We’re bubbling over excited: we have visitors coming a week from Thursday. And, even better, the visitors are Nat’s mom and sister, and they’re coming for Christmas. Yay! They’re flying in (from KS and LA) to Florence first, and spending a day there more-or-less with Natalie. Florence is one of my favorite cities in the world (Seattle being the other), and if we had limitless $$s, maybe we would have tried to find a place big enough for us and the dogs there (though the country is pretty darn fine, so I'm glad I didn't have to face that daunting choice. Well, sorta glad). We stopped in for the first time (which is sad, but hey, things happen) last weekend, in preparation for Nat’s mom and sister because Nat wanted a quick Florence refresh. We trained in, ate some lunch, walked here and there, and saw some sites without getting in too deep (as Nat will be there again so soon). I thought I’d take you on your own whirlwind tour, following our basic itinerary. First stop, the San Lorenzo market. It’s surrounded by a street market, but to us the real San Lorenzo market is the indoor food market in a building behind the sellers on the streets. There are many, many meat stalls (pretty much every meat you can imagine), a fish and seafood stalls section, veggie stalls, condiment stalls, wine stalls, and more. There are also a few restaurant stalls, and we had lunch at one: the Virginia. While waiting for our mushroom risotto and pesto lasagna, I took a pic of the stall across the aisle:
From there, we headed inwards to the centers of old Florence, stopping first to take in the Duomo. One of those buildings that never ceases to amaze me, take my breath away, and make me wonder “how,” the Duomo is hard (impossible?) to get a full pic of, but here’s a shot from the front:
Heading next to the Arno, we ambled towards, and then into, the Piazzo Vecchio, where the statue garden is fabulous (the Cellini is my fav, but the Rape of the Sabines is heart-stopping, too), and where the statue of Neptune (with a Medici twinkle in his eye) gazes out over the populace. Of course, this art doesn’t stop commerce, as shown by the man riding his bicycle through the center—with a ladder:
From there, we walked past the Uffizi (one of the best art galleries in the world, natch), walked along the Arno, past the Ponte Vecchio (the most famous bridge), and along the Arno towards Santa Ponte Trinita, which is my favorite bridge in Florence. Its un-assuming lines, and the array of colorful houses, buildings, and hotels reflecting off the Arno make it more of an approachable, convivial, bridge to me:
For our final stop, and our final picture, we headed up the most fashionable avenue in Florence, the Via de' Tornabuoni. Now, it’s not that we aren’t fashionable (Nat does have the snazziest jacket in Italy), but we head down and up this street for one reason: Procacci. A Panini and tartfuoreum (I made that word up—but they have lots of truffle and other products), Procacci has the finest mini-sandwiches ever. White truffle pate on light little loaves. They rule. I didn’t take a picture of them, cause after going in the door my hands hold only sandwiches:



  1. ahh firenze. the san lorenzo market is always a good place for a meal. for a good sandwich go here - www.iduefratellini.com. i love reading about your adventure. tanti bacci e buona natale!

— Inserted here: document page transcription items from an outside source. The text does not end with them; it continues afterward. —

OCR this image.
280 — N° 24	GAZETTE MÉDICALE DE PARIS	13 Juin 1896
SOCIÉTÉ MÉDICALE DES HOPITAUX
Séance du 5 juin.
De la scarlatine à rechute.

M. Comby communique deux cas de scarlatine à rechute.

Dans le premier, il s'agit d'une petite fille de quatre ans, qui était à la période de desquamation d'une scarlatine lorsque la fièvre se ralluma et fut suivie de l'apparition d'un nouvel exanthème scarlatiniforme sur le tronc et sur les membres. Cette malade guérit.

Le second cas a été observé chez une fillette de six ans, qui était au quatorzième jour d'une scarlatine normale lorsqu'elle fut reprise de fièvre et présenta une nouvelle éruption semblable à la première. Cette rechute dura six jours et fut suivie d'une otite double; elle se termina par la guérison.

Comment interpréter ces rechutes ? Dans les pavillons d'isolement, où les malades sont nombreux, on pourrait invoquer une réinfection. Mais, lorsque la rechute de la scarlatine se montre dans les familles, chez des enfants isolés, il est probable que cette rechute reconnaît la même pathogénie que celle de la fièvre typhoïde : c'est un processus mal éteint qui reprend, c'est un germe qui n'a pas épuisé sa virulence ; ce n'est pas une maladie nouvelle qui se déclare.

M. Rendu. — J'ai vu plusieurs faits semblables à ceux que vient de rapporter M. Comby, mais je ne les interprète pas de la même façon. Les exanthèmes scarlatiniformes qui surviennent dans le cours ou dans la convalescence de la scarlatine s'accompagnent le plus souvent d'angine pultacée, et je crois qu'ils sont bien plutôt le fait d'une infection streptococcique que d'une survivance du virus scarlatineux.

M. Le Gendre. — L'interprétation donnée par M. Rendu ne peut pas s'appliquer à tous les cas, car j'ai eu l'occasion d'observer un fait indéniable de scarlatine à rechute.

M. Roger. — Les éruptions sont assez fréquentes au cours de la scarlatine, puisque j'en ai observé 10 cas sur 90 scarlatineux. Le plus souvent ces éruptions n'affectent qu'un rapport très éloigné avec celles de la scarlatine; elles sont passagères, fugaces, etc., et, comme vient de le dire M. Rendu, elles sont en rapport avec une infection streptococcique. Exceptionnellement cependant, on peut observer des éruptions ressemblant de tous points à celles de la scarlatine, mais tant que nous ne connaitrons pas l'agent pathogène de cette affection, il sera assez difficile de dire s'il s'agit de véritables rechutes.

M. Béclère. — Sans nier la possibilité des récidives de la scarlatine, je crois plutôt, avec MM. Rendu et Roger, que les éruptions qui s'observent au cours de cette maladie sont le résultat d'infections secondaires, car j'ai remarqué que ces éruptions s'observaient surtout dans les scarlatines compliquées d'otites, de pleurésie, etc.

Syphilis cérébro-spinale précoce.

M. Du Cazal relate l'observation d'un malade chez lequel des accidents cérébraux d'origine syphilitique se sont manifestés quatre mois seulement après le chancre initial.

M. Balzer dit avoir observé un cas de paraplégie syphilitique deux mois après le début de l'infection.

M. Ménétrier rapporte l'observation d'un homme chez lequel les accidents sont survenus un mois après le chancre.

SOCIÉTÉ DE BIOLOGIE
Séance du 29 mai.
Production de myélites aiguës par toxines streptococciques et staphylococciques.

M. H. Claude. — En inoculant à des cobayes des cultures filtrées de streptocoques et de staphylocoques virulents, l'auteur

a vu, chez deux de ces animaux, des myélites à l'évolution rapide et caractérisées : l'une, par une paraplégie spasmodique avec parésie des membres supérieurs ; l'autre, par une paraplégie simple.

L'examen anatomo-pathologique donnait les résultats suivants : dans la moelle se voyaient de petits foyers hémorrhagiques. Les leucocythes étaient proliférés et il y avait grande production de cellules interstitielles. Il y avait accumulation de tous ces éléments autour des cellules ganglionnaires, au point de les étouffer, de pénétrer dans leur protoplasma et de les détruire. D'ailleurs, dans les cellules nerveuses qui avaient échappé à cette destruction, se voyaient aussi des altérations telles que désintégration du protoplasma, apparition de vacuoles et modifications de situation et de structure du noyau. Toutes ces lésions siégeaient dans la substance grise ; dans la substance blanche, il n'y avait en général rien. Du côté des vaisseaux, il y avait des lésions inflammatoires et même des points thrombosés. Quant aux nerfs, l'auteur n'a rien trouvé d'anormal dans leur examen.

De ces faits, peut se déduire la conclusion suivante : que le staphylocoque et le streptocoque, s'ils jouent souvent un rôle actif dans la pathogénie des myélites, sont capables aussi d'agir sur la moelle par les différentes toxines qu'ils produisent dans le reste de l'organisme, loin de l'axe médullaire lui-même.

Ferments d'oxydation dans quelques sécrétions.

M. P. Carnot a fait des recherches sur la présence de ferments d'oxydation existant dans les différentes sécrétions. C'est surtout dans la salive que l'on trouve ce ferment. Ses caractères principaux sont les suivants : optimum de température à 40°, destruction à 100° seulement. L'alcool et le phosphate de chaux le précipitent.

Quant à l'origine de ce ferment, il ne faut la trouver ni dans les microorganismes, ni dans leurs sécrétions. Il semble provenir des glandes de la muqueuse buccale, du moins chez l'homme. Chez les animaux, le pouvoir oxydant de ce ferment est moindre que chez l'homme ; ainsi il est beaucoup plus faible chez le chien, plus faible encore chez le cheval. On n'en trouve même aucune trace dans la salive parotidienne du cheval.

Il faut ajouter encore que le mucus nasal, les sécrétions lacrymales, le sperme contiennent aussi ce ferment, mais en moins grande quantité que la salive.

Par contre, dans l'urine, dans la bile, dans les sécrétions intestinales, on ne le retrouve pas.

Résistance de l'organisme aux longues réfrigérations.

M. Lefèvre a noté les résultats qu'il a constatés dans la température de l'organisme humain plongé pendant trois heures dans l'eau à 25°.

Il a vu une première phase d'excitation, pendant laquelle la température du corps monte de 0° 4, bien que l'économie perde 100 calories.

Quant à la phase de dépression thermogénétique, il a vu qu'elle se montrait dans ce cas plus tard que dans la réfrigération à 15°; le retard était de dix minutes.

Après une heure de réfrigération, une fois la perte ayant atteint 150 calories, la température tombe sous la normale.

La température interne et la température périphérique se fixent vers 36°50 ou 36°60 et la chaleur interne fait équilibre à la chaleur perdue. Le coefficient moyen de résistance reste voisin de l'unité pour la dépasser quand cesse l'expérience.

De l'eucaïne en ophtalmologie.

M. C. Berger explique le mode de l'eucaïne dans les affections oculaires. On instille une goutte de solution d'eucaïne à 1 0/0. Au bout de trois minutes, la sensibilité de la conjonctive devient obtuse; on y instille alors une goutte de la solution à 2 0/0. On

  2. We will totally watch for that sandwich place next time we're in Florence. And thank you for reading the blog--wish y'all would slip over while we're here. Did you catch the one about your cousin's place?

  3. Make sure you clue Farmer into where to get those little sandwiches. I've been talking them up a lot.

  4. Will do. And will try to keep him away from Italian hobos.